09Is WCC or GWW or MSM or FAST or SITE better for a retirement portfolio?
For long-horizon retirement investors, Fastenal Company (FAST) is the stronger choice — it scores higher on the combination of lower volatility, dividend reliability, and long-term compounding (low volatility (β 0.
69), 2. 0% yield, +338. 1% 10Y return). Both have compounded well over 10 years (FAST: +338. 1%, SITE: +368. 6%), confirming both are viable long-term holds — but the lower-volatility option typically results in less emotional selling during corrections. Retirement portfolios generally favour predictability over maximum returns. Consult a financial advisor before making allocation decisions.

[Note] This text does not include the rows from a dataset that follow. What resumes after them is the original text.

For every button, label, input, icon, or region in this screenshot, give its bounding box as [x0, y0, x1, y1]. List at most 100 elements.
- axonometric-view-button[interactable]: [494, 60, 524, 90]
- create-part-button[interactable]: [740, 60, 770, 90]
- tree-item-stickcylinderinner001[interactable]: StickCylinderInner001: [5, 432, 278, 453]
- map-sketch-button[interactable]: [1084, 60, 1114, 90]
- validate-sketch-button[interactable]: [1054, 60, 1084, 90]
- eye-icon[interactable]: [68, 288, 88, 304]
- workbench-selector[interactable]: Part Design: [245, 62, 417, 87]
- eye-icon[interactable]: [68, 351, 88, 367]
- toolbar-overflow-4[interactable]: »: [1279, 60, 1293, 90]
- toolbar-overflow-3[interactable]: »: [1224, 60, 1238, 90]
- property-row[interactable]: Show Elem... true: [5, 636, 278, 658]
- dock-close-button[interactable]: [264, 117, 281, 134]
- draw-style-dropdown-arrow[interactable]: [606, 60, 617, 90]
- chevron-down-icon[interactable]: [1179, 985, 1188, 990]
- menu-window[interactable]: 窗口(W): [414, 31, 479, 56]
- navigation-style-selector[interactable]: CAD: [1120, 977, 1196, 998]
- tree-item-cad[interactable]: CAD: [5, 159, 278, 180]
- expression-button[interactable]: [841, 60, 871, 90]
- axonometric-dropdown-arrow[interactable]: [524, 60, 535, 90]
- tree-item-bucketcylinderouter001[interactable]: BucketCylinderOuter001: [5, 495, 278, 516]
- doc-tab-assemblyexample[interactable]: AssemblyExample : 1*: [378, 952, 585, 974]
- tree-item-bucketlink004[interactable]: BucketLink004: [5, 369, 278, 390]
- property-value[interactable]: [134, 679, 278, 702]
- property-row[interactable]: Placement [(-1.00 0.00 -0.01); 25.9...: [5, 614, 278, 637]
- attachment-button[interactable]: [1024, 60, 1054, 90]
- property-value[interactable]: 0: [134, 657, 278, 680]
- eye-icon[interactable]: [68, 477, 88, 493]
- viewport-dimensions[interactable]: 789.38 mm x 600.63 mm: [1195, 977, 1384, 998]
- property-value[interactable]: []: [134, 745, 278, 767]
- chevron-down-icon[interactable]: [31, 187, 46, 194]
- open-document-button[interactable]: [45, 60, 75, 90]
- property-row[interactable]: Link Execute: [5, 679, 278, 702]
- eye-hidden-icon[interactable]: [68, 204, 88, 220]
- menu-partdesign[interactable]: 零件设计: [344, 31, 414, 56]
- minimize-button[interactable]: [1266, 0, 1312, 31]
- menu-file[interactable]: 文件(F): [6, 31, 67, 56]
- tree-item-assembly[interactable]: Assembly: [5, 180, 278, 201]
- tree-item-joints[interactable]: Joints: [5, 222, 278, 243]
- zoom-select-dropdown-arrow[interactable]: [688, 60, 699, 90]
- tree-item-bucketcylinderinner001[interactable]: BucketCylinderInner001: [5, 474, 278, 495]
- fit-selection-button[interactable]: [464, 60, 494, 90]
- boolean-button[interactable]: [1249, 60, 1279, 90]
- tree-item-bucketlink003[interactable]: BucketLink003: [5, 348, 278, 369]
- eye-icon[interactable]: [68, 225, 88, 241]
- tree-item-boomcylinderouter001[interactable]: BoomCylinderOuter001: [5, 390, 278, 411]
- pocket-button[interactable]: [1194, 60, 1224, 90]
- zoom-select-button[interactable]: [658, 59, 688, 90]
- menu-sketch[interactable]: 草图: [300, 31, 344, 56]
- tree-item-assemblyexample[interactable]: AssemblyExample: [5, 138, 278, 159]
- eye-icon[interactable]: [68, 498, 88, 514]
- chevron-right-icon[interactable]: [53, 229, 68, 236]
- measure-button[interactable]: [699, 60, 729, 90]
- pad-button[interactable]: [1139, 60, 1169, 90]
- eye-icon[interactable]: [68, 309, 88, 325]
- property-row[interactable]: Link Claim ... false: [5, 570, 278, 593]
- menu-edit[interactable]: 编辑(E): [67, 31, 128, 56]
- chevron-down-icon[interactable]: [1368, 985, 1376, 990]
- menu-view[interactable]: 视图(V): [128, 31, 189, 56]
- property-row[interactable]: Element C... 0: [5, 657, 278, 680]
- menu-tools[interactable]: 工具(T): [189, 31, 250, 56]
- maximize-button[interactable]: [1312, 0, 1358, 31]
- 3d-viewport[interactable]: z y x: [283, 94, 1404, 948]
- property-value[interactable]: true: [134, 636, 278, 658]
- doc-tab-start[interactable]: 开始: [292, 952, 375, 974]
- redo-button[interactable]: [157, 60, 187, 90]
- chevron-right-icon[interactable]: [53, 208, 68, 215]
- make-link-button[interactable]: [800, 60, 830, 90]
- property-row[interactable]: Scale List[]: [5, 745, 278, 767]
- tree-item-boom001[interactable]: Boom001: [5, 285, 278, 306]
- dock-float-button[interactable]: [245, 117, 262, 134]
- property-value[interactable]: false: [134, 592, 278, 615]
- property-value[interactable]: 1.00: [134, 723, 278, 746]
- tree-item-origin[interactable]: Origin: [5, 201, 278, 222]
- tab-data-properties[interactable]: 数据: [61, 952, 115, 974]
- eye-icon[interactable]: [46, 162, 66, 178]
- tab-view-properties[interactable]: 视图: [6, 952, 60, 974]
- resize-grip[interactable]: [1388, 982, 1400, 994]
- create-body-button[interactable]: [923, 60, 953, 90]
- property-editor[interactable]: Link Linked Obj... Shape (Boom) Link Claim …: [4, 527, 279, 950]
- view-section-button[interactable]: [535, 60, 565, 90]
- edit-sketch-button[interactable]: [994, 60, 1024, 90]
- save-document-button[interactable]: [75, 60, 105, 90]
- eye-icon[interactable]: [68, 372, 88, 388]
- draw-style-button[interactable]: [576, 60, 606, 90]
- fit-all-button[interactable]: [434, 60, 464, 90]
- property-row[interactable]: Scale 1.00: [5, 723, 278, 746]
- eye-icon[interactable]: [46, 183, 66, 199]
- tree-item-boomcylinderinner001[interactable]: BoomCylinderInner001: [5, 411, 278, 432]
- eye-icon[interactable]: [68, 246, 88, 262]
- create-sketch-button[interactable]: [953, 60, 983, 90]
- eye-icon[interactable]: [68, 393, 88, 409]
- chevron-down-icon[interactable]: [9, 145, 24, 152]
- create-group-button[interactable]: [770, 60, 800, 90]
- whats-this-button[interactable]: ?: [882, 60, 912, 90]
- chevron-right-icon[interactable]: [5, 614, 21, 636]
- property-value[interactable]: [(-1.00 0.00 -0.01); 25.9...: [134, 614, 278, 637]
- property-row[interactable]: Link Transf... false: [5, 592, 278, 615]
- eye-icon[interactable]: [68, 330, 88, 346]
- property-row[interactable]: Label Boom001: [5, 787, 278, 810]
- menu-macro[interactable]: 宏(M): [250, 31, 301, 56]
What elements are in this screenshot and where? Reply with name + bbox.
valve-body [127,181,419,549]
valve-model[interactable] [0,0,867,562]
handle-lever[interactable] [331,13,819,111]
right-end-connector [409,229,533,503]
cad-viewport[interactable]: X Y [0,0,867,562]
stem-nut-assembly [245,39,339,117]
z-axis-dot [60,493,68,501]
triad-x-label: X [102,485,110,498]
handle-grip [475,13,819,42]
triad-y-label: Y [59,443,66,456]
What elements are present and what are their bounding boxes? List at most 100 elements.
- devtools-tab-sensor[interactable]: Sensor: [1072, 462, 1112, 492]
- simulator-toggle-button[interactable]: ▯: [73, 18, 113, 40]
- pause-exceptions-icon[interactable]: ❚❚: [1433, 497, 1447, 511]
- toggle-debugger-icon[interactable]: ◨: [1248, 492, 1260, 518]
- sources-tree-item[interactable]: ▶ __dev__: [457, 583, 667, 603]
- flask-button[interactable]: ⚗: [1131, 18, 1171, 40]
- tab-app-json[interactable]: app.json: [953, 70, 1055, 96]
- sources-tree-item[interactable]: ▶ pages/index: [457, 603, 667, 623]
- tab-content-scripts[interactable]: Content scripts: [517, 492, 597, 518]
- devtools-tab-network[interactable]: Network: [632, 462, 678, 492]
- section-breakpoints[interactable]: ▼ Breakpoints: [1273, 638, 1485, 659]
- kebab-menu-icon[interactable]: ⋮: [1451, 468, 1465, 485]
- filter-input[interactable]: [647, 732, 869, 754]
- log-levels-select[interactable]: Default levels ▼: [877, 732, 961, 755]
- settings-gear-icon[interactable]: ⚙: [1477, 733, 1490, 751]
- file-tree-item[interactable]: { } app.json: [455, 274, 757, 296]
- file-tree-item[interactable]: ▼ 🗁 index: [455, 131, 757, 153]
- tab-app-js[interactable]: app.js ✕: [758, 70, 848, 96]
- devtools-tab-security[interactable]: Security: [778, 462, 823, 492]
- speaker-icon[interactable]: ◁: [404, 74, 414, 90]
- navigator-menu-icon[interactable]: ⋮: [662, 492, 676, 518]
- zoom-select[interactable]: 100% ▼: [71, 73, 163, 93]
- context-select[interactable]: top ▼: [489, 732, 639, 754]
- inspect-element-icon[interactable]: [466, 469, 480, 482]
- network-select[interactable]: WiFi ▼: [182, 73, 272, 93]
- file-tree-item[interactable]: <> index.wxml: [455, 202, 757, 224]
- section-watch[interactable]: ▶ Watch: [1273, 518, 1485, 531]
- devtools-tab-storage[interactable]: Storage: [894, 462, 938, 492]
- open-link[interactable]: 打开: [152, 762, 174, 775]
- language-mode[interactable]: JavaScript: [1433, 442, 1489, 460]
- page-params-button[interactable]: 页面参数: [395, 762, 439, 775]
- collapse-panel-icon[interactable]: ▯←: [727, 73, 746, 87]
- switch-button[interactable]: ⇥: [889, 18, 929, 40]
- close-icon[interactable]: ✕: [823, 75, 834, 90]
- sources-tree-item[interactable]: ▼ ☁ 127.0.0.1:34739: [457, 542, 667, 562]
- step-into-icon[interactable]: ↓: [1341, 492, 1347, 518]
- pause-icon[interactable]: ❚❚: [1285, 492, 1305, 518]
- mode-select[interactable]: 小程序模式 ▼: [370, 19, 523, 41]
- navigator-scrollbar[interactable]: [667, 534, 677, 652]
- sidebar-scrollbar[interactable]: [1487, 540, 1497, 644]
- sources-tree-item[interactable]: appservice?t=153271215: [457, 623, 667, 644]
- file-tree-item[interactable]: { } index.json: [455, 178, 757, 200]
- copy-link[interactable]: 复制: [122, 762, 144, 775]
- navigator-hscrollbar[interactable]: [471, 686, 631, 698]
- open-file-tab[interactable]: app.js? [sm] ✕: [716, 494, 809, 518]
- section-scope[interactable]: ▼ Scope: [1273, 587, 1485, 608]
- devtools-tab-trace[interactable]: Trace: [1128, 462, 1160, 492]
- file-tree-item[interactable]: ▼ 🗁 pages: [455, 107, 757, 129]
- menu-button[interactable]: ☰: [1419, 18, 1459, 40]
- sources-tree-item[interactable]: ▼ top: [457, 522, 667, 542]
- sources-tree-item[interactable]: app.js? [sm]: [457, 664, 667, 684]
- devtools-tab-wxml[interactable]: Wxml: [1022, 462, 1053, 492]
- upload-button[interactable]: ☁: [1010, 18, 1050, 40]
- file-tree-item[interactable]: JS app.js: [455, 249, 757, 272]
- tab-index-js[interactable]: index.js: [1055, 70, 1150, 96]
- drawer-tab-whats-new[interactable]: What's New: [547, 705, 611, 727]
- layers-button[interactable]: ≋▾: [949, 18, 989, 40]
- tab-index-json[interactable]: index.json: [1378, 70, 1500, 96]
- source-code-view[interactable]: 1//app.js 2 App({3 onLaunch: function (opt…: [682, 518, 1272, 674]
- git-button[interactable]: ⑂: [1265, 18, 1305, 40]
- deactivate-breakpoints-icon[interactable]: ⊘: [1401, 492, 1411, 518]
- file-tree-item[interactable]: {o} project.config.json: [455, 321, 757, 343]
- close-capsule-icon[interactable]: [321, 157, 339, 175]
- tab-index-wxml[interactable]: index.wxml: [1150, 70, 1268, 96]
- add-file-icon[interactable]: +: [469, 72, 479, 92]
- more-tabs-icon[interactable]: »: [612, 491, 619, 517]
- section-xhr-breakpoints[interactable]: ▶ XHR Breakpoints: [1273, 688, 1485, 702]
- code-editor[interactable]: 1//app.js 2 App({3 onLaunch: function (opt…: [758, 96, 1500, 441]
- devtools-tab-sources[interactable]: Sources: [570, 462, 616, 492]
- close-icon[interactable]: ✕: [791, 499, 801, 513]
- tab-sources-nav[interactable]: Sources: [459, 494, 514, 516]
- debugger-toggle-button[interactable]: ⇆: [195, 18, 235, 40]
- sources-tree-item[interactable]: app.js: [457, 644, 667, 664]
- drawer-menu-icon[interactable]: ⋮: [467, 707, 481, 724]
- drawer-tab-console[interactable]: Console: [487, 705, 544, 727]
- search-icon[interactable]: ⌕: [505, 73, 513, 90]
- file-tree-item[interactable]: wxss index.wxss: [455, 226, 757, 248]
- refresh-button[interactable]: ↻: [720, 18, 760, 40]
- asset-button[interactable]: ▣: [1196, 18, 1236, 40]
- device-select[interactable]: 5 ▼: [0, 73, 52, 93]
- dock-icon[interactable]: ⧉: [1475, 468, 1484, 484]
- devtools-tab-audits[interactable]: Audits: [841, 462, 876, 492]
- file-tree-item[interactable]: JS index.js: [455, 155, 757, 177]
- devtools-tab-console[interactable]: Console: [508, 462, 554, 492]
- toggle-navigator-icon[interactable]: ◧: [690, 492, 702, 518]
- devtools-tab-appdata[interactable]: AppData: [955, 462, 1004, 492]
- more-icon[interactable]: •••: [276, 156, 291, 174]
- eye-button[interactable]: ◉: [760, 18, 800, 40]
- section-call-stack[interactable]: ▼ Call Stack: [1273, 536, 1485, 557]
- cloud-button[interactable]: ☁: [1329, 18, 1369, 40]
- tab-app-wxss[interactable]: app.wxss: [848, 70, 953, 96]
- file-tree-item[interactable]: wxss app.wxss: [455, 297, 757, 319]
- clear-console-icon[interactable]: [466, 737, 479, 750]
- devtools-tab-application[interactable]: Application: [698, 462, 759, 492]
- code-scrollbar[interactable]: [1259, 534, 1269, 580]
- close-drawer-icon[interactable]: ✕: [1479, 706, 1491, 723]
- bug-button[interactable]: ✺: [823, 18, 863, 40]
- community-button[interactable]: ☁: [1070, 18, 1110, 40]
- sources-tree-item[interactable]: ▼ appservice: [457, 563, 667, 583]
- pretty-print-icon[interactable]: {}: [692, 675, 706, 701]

10What are the main differences between WCC and GWW and MSM and FAST and SITE?
Both stocks operate in the Industrials sector, making this a peer-level intra-sector comparison — the same macro tailwinds and headwinds will affect both.
In terms of investment character: WCC is a mid-cap quality compounder stock; GWW is a mid-cap quality compounder stock; MSM is a small-cap income-oriented stock; FAST is a mid-cap quality compounder stock; SITE is a small-cap quality compounder stock. WCC, GWW, MSM, FAST pay a dividend while SITE does not, making them suitable for different income and tax situations. These fundamental differences mean investors should not choose between them on a single metric — the "better stock" depends entirely on which of these characteristics aligns with your investment strategy.